# The Freemax Starre Tank - Hd Slideshow



## Alex (26/4/15)



Reactions: Like 1


----------



## zadiac (26/4/15)

Very nice, but the Lemo 2 with the top filling slot does it for me of all the tanks. Unless another brand comes out with the same feature, the Lemo 2 will be my next tank. (after a year of not vaping with tanks....lol)


----------



## Alex (26/4/15)

zadiac said:


> Very nice, but the Lemo 2 with the top filling slot does it for me of all the tanks. Unless another brand comes out with the same feature, the Lemo 2 will be my next tank. (after a year of not vaping with tanks....lol)



I would rather look at the Cthulhu RTA if I was gonna get a tank.

Reactions: Agree 1


----------



## zadiac (26/4/15)

Alex said:


> I would rather look at the Cthulhu RTA if I was gonna get a tank.

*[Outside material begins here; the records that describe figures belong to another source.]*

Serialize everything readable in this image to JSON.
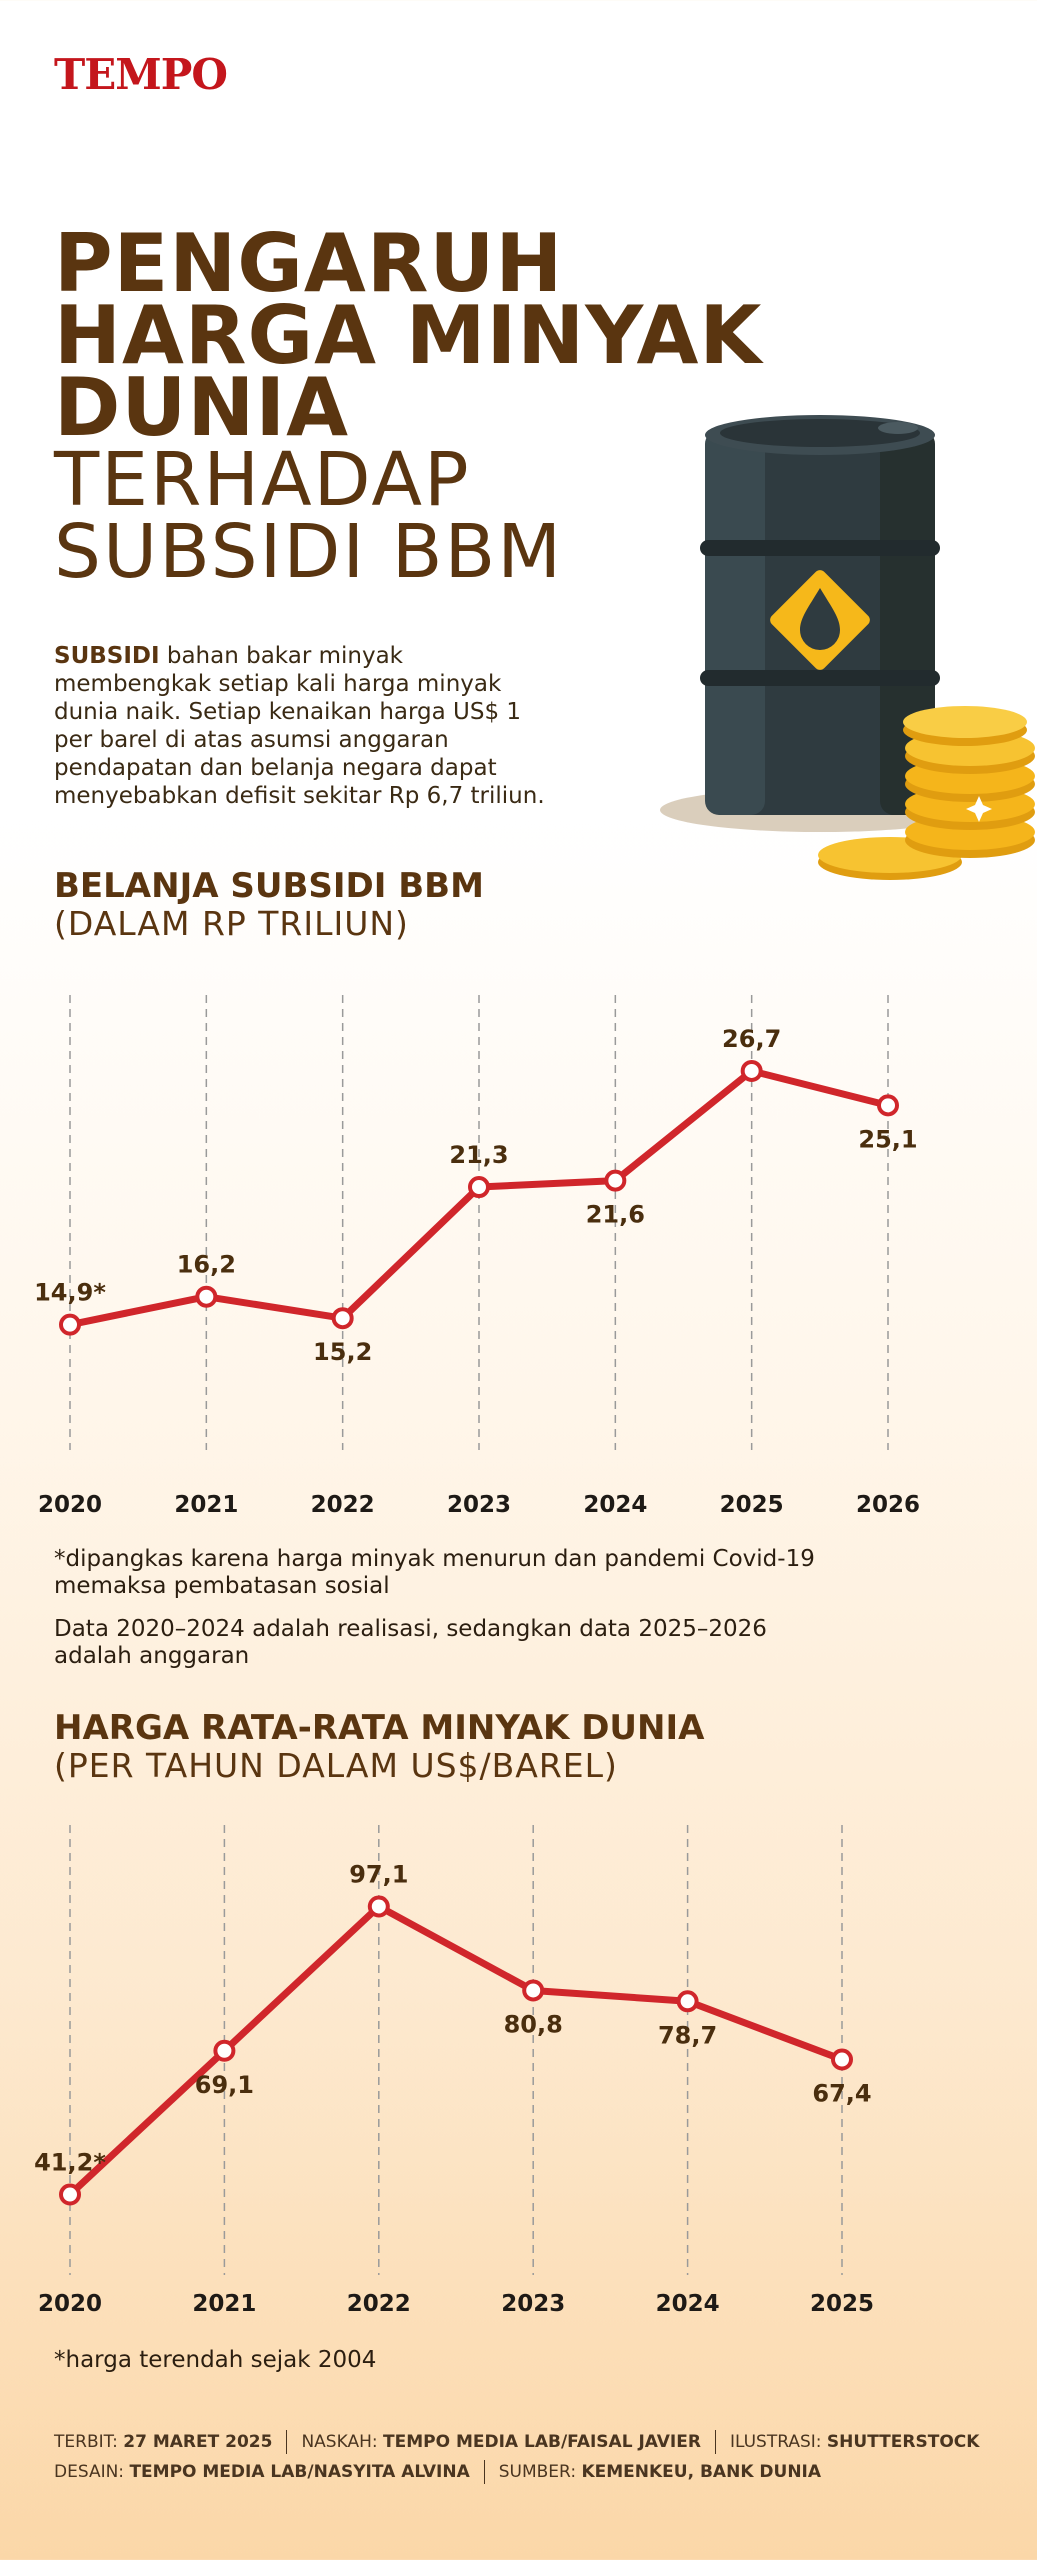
{
  "brand": "TEMPO",
  "title_bold": [
    "PENGARUH",
    "HARGA MINYAK",
    "DUNIA"
  ],
  "title_light": [
    "TERHADAP",
    "SUBSIDI BBM"
  ],
  "intro": {
    "lead": "SUBSIDI",
    "lines": [
      " bahan bakar minyak",
      "membengkak setiap kali harga minyak",
      "dunia naik. Setiap kenaikan harga US$ 1",
      "per barel di atas asumsi anggaran",
      "pendapatan dan belanja negara dapat",
      "menyebabkan defisit sekitar Rp 6,7 triliun."
    ]
  },
  "chart_data": [
    {
      "type": "line",
      "title": "BELANJA SUBSIDI BBM",
      "subtitle": "(DALAM RP TRILIUN)",
      "categories": [
        "2020",
        "2021",
        "2022",
        "2023",
        "2024",
        "2025",
        "2026"
      ],
      "values": [
        14.9,
        16.2,
        15.2,
        21.3,
        21.6,
        26.7,
        25.1
      ],
      "labels": [
        "14,9*",
        "16,2",
        "15,2",
        "21,3",
        "21,6",
        "26,7",
        "25,1"
      ],
      "label_pos": [
        "above",
        "above",
        "below",
        "above",
        "below",
        "above",
        "below"
      ],
      "ylim": [
        10,
        30
      ],
      "grid": "vertical dashed",
      "line_color": "#d0262b"
    },
    {
      "type": "line",
      "title": "HARGA RATA-RATA MINYAK DUNIA",
      "subtitle": "(PER TAHUN DALAM US$/BAREL)",
      "categories": [
        "2020",
        "2021",
        "2022",
        "2023",
        "2024",
        "2025"
      ],
      "values": [
        41.2,
        69.1,
        97.1,
        80.8,
        78.7,
        67.4
      ],
      "labels": [
        "41,2*",
        "69,1",
        "97,1",
        "80,8",
        "78,7",
        "67,4"
      ],
      "label_pos": [
        "above",
        "below",
        "above",
        "below",
        "below",
        "below"
      ],
      "ylim": [
        25,
        110
      ],
      "grid": "vertical dashed",
      "line_color": "#d0262b"
    }
  ],
  "notes1": [
    "*dipangkas karena harga minyak menurun dan pandemi Covid-19",
    "memaksa pembatasan sosial"
  ],
  "notes2": [
    "Data 2020–2024 adalah realisasi, sedangkan data 2025–2026",
    "adalah anggaran"
  ],
  "note3": "*harga terendah sejak 2004",
  "credits": {
    "terbit_label": "TERBIT:",
    "terbit": "27 MARET 2025",
    "naskah_label": "NASKAH:",
    "naskah": "TEMPO MEDIA LAB/FAISAL JAVIER",
    "ilustrasi_label": "ILUSTRASI:",
    "ilustrasi": "SHUTTERSTOCK",
    "desain_label": "DESAIN:",
    "desain": "TEMPO MEDIA LAB/NASYITA ALVINA",
    "sumber_label": "SUMBER:",
    "sumber": "KEMENKEU, BANK DUNIA"
  },
  "colors": {
    "brand": "#c4161c",
    "heading": "#5a3510",
    "line": "#d0262b",
    "barrel": "#2f3b40",
    "drop_sign": "#f6b81a",
    "coin": "#f5b51b"
  },
  "icons": [
    "oil-barrel-illustration",
    "oil-drop-icon",
    "gold-coins-illustration"
  ]
}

Air holes on the deck is a big no no for me. I've tried tanks from other people with air holes on the deck and I also have the Goblin. They always have problems. Leaking, gurgling.
It is a nice tank tho. I quite like it, just not the air holes on the deck. I avoid them. Gonna get the Lemo 2 next week.

Reactions: Agree 1


----------